Besides the Foxhall peoples in the west, another struggling center of culture persisted in the east. This group was located in the foothills of the northwestern Indian highlands among the tribes of Badonan, a great-great-grandson of Andon. These people were the only descendants of Andon who never practiced human sacrifice.
These highland Badonites occupied an extensive plateau surrounded by forests, traversed by streams, and abounding in game. Like some of their cousins in Tibet, they lived in crude stone huts, hillside grottoes, and semiunderground passages.
While the tribes of the north grew more and more to fear the ice, those living near the homeland of their origin became exceedingly fearful of the water. They observed the Mesopotamian peninsula gradually sinking into the ocean, and though it emerged several times, the traditions of these primitive races grew up around the dangers of the sea and the fear of periodic engulfment. And this fear, together with their experience with river floods, explains why they sought out the highlands as a safe place in which to live.
To the east of the Badonan peoples, in the Siwalik Hills of northern India, may be found fossils that approach nearer to transition types between man and the various prehuman groups than any others on earth.

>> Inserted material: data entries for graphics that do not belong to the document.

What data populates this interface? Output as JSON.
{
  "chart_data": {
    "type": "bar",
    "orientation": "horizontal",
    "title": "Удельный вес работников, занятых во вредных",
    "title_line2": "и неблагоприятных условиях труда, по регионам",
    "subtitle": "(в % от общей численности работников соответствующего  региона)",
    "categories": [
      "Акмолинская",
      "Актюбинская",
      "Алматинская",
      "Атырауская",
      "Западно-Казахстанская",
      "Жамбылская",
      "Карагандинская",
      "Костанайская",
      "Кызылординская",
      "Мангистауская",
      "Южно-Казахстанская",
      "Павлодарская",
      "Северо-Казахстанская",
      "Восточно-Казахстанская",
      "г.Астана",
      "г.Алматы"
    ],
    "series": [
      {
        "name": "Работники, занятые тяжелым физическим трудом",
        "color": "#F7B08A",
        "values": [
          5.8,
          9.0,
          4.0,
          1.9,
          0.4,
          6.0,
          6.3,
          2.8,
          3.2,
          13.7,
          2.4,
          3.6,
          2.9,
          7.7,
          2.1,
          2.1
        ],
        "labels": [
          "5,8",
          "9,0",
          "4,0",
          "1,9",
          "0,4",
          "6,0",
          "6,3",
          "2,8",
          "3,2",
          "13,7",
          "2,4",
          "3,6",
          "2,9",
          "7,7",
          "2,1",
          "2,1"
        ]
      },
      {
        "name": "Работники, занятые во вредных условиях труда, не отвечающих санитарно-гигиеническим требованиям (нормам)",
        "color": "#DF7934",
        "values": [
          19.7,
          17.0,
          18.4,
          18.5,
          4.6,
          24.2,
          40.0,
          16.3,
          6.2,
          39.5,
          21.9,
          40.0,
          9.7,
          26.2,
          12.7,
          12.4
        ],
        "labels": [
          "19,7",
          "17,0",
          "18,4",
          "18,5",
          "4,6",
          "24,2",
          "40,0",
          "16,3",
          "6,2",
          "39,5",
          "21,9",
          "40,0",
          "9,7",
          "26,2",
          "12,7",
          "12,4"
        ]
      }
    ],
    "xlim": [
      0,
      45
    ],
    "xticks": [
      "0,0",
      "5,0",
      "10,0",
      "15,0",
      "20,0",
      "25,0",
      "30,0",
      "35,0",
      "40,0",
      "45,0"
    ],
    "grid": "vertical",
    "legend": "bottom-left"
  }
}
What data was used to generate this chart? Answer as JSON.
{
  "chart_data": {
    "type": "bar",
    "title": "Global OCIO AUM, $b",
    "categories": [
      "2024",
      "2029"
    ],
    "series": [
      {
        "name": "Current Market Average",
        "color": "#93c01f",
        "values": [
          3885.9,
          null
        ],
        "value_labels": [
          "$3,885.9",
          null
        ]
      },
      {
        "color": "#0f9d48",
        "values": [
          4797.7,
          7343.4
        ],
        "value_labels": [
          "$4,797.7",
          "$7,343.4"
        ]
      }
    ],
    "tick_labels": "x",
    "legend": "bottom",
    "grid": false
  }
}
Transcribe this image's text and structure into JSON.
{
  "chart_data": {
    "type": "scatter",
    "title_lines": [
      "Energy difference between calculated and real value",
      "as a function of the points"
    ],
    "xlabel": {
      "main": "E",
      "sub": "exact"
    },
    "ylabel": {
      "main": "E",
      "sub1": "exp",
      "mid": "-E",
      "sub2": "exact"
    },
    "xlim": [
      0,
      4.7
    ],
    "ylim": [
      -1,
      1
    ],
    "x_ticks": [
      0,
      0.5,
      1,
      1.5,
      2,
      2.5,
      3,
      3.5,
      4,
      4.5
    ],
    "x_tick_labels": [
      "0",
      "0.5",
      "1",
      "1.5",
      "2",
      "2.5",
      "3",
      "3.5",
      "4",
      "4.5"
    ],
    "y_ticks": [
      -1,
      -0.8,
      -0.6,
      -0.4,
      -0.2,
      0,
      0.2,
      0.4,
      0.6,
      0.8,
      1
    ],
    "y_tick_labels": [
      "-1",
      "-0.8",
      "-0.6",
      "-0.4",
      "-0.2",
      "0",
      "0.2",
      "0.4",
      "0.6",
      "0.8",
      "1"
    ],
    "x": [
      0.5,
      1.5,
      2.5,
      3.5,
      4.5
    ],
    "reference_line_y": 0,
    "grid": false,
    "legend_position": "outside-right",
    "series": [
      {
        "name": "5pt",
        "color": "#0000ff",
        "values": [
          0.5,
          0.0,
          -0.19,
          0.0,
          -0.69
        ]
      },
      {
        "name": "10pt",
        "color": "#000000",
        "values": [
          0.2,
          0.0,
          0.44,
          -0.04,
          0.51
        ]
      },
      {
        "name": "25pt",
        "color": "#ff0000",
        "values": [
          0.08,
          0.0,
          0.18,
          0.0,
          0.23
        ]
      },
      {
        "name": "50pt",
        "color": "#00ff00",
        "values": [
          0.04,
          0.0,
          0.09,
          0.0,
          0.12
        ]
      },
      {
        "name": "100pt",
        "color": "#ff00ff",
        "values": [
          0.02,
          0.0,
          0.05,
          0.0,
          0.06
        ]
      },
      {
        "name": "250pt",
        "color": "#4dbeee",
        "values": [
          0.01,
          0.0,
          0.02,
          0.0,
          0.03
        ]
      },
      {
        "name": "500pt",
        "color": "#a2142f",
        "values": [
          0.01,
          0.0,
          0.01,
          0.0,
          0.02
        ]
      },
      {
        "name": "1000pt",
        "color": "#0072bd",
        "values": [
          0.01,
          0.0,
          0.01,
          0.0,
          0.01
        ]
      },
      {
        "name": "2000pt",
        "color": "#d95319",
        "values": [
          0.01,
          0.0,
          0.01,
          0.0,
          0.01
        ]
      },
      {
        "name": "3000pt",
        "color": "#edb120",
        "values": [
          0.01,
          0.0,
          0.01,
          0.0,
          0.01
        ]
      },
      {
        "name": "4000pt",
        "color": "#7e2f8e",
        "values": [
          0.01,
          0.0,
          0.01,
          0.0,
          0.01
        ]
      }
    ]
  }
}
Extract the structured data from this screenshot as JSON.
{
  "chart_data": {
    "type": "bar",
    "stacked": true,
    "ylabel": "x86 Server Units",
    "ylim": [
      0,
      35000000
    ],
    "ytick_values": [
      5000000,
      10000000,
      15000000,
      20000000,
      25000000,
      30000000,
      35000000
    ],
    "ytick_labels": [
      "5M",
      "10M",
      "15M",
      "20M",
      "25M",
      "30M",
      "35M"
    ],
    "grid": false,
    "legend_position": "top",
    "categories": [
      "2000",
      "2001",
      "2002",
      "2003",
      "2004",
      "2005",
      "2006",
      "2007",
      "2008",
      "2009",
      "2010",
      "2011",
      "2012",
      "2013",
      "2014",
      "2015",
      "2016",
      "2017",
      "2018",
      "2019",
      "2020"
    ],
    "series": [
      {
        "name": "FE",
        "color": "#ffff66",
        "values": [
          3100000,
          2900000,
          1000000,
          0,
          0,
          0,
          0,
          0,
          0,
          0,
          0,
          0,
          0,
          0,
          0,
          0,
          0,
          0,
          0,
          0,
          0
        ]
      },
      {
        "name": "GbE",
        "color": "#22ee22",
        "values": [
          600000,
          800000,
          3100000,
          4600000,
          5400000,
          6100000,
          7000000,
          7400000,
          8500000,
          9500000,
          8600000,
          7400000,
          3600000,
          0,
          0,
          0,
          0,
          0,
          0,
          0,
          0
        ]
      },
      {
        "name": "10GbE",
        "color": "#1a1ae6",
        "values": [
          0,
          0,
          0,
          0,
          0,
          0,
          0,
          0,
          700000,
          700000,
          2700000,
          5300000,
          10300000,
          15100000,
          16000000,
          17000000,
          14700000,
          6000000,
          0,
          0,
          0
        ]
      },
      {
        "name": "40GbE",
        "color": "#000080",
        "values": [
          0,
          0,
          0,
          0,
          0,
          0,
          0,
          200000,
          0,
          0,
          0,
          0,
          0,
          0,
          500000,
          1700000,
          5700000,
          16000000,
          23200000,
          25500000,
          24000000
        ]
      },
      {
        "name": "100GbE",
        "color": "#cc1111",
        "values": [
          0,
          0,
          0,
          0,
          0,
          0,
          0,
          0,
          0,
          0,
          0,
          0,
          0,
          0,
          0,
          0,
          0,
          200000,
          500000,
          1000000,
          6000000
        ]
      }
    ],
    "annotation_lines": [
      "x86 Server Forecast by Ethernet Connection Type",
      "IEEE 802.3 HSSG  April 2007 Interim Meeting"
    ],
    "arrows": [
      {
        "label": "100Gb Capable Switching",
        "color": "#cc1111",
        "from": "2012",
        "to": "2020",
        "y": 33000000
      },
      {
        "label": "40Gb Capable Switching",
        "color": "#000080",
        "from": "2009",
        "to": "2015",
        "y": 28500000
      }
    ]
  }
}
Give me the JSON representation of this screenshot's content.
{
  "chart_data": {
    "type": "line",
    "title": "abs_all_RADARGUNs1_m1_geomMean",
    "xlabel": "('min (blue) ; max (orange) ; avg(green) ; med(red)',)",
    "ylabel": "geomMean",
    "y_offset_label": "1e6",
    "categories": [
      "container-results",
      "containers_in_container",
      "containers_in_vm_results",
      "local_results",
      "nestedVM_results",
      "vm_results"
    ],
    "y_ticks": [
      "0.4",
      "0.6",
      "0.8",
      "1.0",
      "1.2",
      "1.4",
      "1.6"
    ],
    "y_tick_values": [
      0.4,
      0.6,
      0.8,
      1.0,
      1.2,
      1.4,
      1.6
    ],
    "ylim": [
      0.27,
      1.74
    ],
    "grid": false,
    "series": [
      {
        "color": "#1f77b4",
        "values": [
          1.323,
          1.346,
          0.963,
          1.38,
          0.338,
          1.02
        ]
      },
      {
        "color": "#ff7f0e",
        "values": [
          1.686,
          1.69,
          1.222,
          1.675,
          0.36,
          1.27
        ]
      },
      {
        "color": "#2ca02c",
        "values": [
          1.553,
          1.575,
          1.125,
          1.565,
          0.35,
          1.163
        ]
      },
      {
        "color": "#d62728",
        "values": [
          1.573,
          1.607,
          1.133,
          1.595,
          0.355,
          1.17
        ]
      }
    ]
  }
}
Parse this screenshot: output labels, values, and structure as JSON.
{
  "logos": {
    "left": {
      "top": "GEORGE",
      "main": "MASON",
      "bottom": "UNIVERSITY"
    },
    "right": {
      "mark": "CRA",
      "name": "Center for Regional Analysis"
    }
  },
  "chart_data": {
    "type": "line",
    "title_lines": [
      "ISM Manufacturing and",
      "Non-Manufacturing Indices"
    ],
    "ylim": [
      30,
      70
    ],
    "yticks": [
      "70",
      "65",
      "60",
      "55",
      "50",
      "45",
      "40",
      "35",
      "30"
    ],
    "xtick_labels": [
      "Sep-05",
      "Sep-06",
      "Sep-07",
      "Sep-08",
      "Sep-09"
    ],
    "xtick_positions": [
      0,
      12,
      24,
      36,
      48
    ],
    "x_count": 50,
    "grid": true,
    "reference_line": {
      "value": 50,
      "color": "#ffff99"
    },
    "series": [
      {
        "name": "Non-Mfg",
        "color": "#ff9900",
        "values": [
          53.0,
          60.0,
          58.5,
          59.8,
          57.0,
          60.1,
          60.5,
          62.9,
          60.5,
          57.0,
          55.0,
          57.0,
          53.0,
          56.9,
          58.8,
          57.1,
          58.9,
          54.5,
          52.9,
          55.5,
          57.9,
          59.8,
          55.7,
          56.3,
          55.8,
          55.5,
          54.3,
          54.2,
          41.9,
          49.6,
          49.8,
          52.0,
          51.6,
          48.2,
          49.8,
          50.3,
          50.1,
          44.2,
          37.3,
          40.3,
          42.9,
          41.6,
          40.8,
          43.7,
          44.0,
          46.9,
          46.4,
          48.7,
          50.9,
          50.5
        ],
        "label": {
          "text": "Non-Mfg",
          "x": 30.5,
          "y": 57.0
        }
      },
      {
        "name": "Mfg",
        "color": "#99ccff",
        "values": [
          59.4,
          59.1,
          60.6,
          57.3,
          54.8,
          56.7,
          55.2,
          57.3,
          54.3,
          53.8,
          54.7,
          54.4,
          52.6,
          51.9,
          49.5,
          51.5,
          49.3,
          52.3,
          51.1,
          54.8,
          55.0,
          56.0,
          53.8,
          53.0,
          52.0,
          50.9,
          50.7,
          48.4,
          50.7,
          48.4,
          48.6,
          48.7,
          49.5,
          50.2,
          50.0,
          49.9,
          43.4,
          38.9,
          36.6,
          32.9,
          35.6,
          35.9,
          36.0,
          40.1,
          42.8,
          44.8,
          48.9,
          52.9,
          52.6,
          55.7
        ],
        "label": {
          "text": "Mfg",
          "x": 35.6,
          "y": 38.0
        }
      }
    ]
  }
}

850,000 years ago the superior Badonan tribes began a warfare of extermination directed against their inferior and animalistic neighbors. In less than one thousand years most of the borderland animal groups of these regions had been either destroyed or driven back to the southern forests. This campaign for the extermination of inferiors brought about a slight improvement in the hill tribes of that age. And the mixed descendants of this improved Badonite stock appeared on the stage of action as an apparently new people—the Neanderthal race.